6. Check Your Timing
Assign a duration to each scene. Count the words in your audio column and divide by 150 to get your estimated narration time. Add extra seconds for pauses, transitions, and scenes without narration. The timing column keeps your script honest. If your scenes add up to three minutes but you need a 60-second video, you know what to cut.
7. Read It Aloud
Pull up your finished script and read the audio column start to finish, out loud, at your intended pace. Time it. Listen for sentences that trip you up, transitions that feel abrupt, and sections that drag. This is where you catch problems that a silent read misses. Revise, then read it again.
Types of Video Scripts
Not every video script looks the same. The structure, length, and tone shift depending on what you're making.
Explainer Video
Explainer scripts follow a problem-solution structure. Open with the pain point, introduce your product or concept as the solution, then show how it works. Most run 60-90 seconds (roughly 150-225 words of narration). Keep the language simple. If your audience needs the concept explained, they don't want jargon.
Commercial or Ad
Commercial scripts are the shortest and the most focused. A 30-second spot holds roughly 75 words of narration. Every word earns its place. The structure is tight: hook, benefit, call to action. Write the CTA first, then build the rest of the script backwards from there.

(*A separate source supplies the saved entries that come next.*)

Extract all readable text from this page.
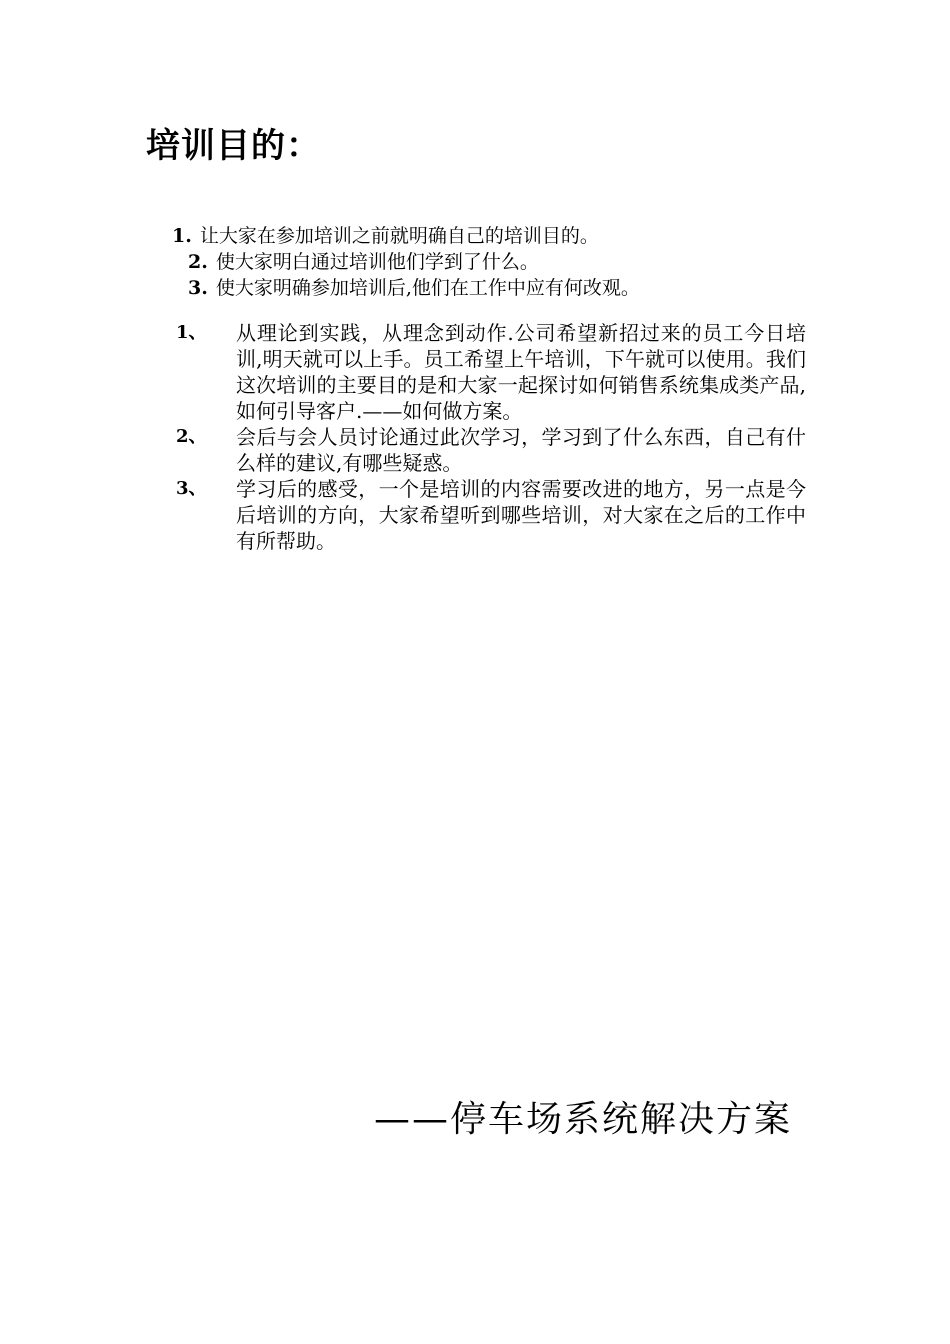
培训目的：
1. 让大家在参加培训之前就明确自己的培训目的。
2. 使大家明白通过培训他们学到了什么。
3. 使大家明确参加培训后,他们在工作中应有何改观。
1、	从理论到实践，从理念到动作.公司希望新招过来的员工今日培训,明天就可以上手。员工希望上午培训，下午就可以使用。我们这次培训的主要目的是和大家一起探讨如何销售系统集成类产品,如何引导客户.——如何做方案。
2、	会后与会人员讨论通过此次学习，学习到了什么东西，自己有什么样的建议,有哪些疑惑。
3、	学习后的感受，一个是培训的内容需要改进的地方，另一点是今后培训的方向，大家希望听到哪些培训，对大家在之后的工作中有所帮助。
——停车场系统解决方案
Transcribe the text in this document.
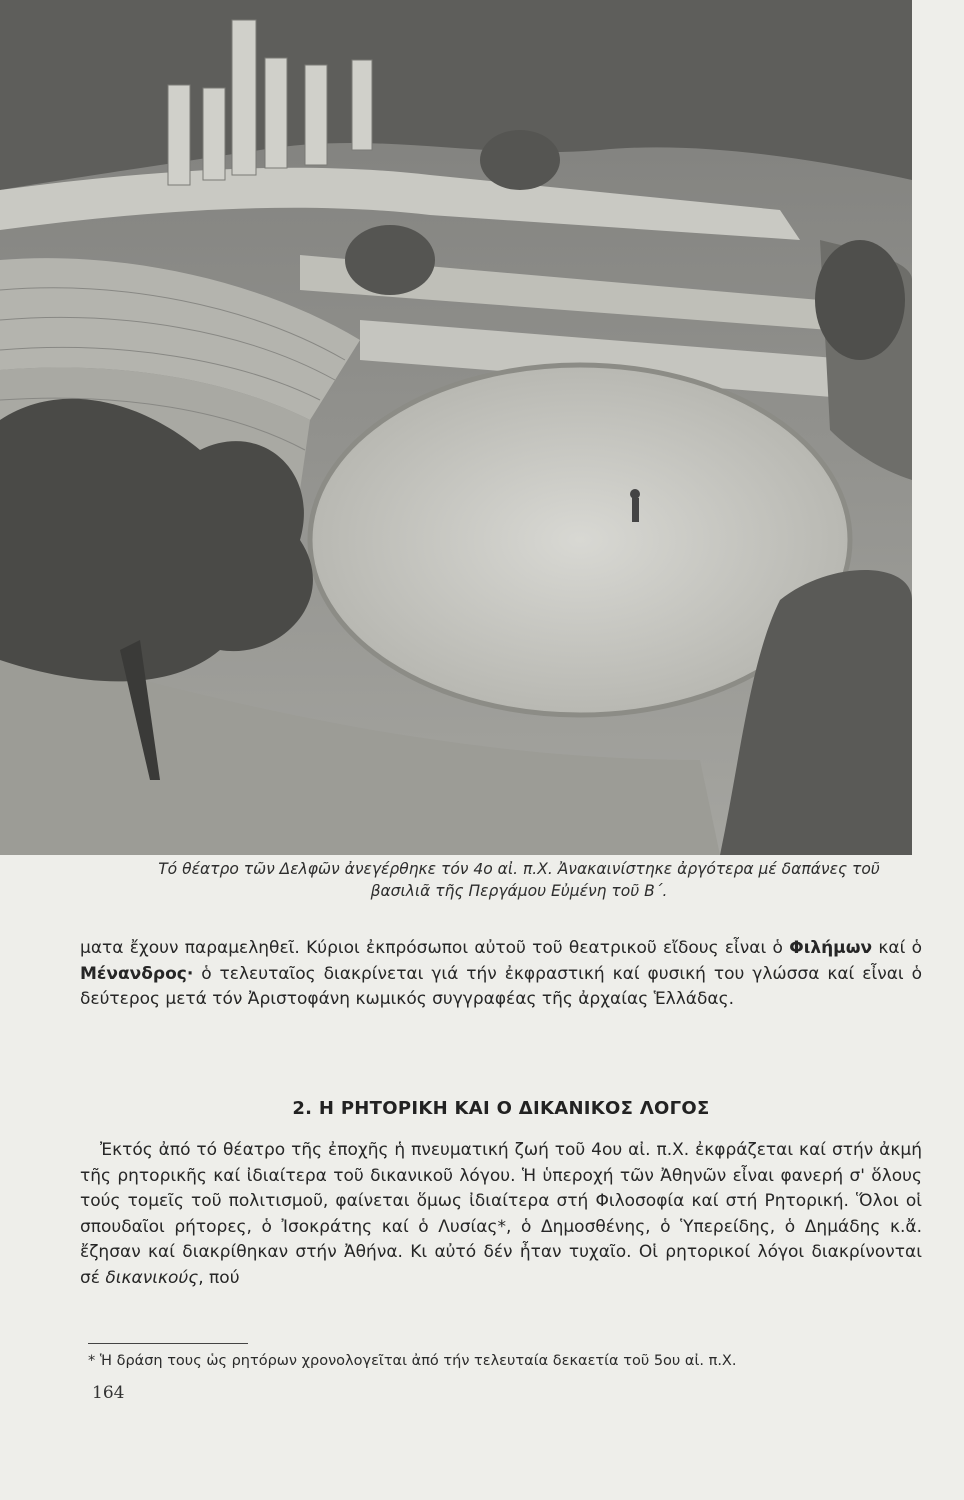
Τό θέατρο τῶν Δελφῶν ἀνεγέρθηκε τόν 4ο αἰ. π.Χ. Ἀνακαινίστηκε ἀργότερα μέ δαπάνες τοῦ
βασιλιᾶ τῆς Περγάμου Εὐμένη τοῦ Β΄.

ματα ἔχουν παραμεληθεῖ. Κύριοι ἐκπρόσωποι αὐτοῦ τοῦ θεατρικοῦ εἴδους εἶναι ὁ Φιλήμων καί ὁ Μένανδρος· ὁ τελευταῖος διακρίνεται γιά τήν ἐκφραστική καί φυσική του γλώσσα καί εἶναι ὁ δεύτερος μετά τόν Ἀριστοφάνη κωμικός συγγραφέας τῆς ἀρχαίας Ἑλλάδας.

2. Η ΡΗΤΟΡΙΚΗ ΚΑΙ Ο ΔΙΚΑΝΙΚΟΣ ΛΟΓΟΣ

Ἐκτός ἀπό τό θέατρο τῆς ἐποχῆς ἡ πνευματική ζωή τοῦ 4ου αἰ. π.Χ. ἐκφράζεται καί στήν ἀκμή τῆς ρητορικῆς καί ἰδιαίτερα τοῦ δικανικοῦ λόγου. Ἡ ὑπεροχή τῶν Ἀθηνῶν εἶναι φανερή σ' ὅλους τούς τομεῖς τοῦ πολιτισμοῦ, φαίνεται ὅμως ἰδιαίτερα στή Φιλοσοφία καί στή Ρητορική. Ὅλοι οἱ σπουδαῖοι ρήτορες, ὁ Ἰσοκράτης καί ὁ Λυσίας*, ὁ Δημοσθένης, ὁ Ὑπερείδης, ὁ Δημάδης κ.ἄ. ἔζησαν καί διακρίθηκαν στήν Ἀθήνα. Κι αὐτό δέν ἦταν τυχαῖο. Οἱ ρητορικοί λόγοι διακρίνονται σέ δικανικούς, πού

* Ἡ δράση τους ὡς ρητόρων χρονολογεῖται ἀπό τήν τελευταία δεκαετία τοῦ 5ου αἰ. π.Χ.
164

Corporate or Training Video
Training scripts prioritise clarity over persuasion. Break complex processes into numbered steps. Use consistent terminology throughout. These scripts tend to run longer (3-10 minutes), so pacing matters. Vary your scene lengths and mix talking-head footage with screen recordings or graphics to hold the viewer's attention.
YouTube Video
YouTube scripts need a strong hook in the first five seconds. Viewers decide fast whether to stay or scroll past. Structure the rest of your script around a clear promise: what will the viewer know or be able to do by the end? Conversational tone works best here. Write the way you'd explain it to a colleague.
Documentary
Documentary scripts are more flexible than other formats. You might write full narration in advance, or build the script around interview footage after filming. Either way, the two-column A/V format helps you map narration to visuals and spot gaps in your story before you reach the edit suite.
Video Script Writing Tips
Write for the Ear, Not the Eye
Spoken language and written language work differently. Short sentences sound natural in voiceover. Complex sentences with multiple clauses sound like someone reading an essay aloud. Write every line as if you're saying it to someone across a table.
One Idea Per Scene
Each scene in your script covers one thing. When you pack two concepts into a single scene, both suffer. If your script is running long, it usually means a scene is trying to do too much. Split it.
Sync Your Columns
The visual and audio columns should tell the same story at the same time. If your narration describes a feature, the visual column should show that feature in the same scene. Mismatched columns confuse editors and slow down production.
Front-Load the Hook
Your opening scene determines whether the viewer keeps watching. Lead with the problem your video solves, or the outcome it delivers. Save introductions and background context for scene two.
Use the Timing Column
It's easy to underestimate how long a script runs. Count your words. At 150 words per minute, a 300-word script fills two minutes of screen time. The timing column catches overruns before you're in the edit suite cutting a four-minute video down to two.